Vom nächsten Tag an begleitet die Lehrerin Fräulein Hirschberg die Kinder auf dem Weg nach Hause.
Die drei Mädchen können sich seit Kurzem nur noch heimlich bei Hildegard treffen. Die neugierige Nachbarin hat ihre Augen überall. Freundschaft ist gerade schwer. Deswegen hat Liselotte, deren Eltern eine Schneiderei haben, für die drei Freundschaftsbänder mit besonders schönen Knöpfen genäht.
Beim Lesen habe ich mir für die Kinder gewünscht, dass alles gut wird. Wird es natürlich nicht. Mit Hildegard dürfen sich Liselotte und Minna bald nicht mehr treffen. Minnas Mutter lernt bei Fräulein Hirschberg Englisch, weil die Familie nach Amerika auswandert. Trost findet Minna in der Musik, sie bekommt von Herrn Mensing Flötenunterricht: „Die Wohnung ist voller Töne, und jeder Ton ist ein Geschenk, findet Liselotte.“ (Seite 71).
Doch Herr Mensing wird verhaftet.
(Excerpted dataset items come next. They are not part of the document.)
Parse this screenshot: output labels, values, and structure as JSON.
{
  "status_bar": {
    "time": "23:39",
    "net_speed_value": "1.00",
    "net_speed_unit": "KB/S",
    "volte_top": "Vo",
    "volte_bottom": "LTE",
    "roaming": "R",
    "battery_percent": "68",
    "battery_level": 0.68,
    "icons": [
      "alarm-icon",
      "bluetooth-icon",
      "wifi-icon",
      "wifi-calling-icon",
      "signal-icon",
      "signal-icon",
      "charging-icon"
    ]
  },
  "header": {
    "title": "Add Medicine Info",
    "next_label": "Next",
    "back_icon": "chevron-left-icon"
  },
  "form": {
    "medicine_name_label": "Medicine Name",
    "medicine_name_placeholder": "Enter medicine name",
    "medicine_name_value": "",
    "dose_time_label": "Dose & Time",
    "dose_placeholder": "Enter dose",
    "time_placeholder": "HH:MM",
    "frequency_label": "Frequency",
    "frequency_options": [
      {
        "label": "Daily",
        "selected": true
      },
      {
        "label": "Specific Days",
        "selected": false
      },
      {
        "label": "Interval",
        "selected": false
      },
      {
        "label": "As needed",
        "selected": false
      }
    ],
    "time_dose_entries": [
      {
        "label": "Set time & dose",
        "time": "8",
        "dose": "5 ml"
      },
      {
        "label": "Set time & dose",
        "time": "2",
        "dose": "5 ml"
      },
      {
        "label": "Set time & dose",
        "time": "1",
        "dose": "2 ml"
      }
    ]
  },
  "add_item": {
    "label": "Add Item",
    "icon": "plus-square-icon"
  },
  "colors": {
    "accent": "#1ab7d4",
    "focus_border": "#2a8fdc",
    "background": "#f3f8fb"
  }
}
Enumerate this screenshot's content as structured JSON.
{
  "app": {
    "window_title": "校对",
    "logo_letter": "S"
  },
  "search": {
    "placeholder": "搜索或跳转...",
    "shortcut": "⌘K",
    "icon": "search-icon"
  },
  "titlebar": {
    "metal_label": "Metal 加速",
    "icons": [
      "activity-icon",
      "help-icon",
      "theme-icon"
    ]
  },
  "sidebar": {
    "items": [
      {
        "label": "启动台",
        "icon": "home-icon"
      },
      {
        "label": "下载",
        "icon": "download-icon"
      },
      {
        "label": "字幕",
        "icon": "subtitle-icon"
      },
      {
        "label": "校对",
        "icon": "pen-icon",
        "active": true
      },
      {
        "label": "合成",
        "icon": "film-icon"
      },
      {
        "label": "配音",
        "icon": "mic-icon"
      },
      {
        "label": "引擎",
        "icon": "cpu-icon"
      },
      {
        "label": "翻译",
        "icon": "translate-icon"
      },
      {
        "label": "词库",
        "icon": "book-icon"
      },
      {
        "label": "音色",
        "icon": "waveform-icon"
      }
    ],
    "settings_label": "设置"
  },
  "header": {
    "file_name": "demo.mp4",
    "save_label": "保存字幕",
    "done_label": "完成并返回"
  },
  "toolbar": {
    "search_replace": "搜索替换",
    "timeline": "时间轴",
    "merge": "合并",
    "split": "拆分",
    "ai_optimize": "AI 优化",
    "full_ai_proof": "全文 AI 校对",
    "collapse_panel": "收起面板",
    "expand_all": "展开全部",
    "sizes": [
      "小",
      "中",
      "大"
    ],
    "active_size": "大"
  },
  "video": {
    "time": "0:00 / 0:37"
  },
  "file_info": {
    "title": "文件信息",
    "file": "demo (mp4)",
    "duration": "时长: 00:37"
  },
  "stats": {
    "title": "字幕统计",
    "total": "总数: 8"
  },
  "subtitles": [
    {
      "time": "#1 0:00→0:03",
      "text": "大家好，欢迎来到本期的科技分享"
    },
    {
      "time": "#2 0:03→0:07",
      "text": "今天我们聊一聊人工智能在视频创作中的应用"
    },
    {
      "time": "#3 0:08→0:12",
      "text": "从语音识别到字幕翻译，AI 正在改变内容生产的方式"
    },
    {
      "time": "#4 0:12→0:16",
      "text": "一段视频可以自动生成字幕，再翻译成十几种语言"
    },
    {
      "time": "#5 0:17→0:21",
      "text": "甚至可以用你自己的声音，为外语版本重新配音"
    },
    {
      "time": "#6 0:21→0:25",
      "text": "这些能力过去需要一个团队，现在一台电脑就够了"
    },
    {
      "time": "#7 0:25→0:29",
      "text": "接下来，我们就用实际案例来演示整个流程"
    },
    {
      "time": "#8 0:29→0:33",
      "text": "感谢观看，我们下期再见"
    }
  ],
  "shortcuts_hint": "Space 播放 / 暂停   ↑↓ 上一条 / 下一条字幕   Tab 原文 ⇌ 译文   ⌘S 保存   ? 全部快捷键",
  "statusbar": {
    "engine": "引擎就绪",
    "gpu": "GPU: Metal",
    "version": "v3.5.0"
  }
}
Bei der Pogromnacht von November 1938 werden die Synagoge, die Schule und auch die Schneiderei von Liselottes Eltern zerstört – und der Lebenswille von Liselottes Vater.
Bildhafte Sprache mit anmutigen Illustrationen
Bildhaft bringt uns Andrea Behnke diese Zeit aus Kindersicht und für Kinder nahe. Die Geschichte endet mit Leons Reise nach England. Im Gepäck hat er einen Stoffhund, den Liselotte genäht hat. Mit ganz vielen Augen, damit er alles sieht und auf Leon aufpassen kann.
Im Nachwort erfahren wir, dass die Geschichte der Verknöpften einen wahren Kern hat. Dass das Thema nicht zu schwer wird, liegt an der bildhaften Sprache, den Ideen von Andrea Behnke und an den wunderschönen Zeichnungen von Inbal Leitner.
Fazit: Ein lesenswertes Buch mit luftig-bildhafter Sprache und bezaubernden Illustrationen. Es bringt Kindern die Wirkweisen des Nationalsozialismus nahe und regt gleichzeitig (auch Erwachsene) zum Nachdenken an.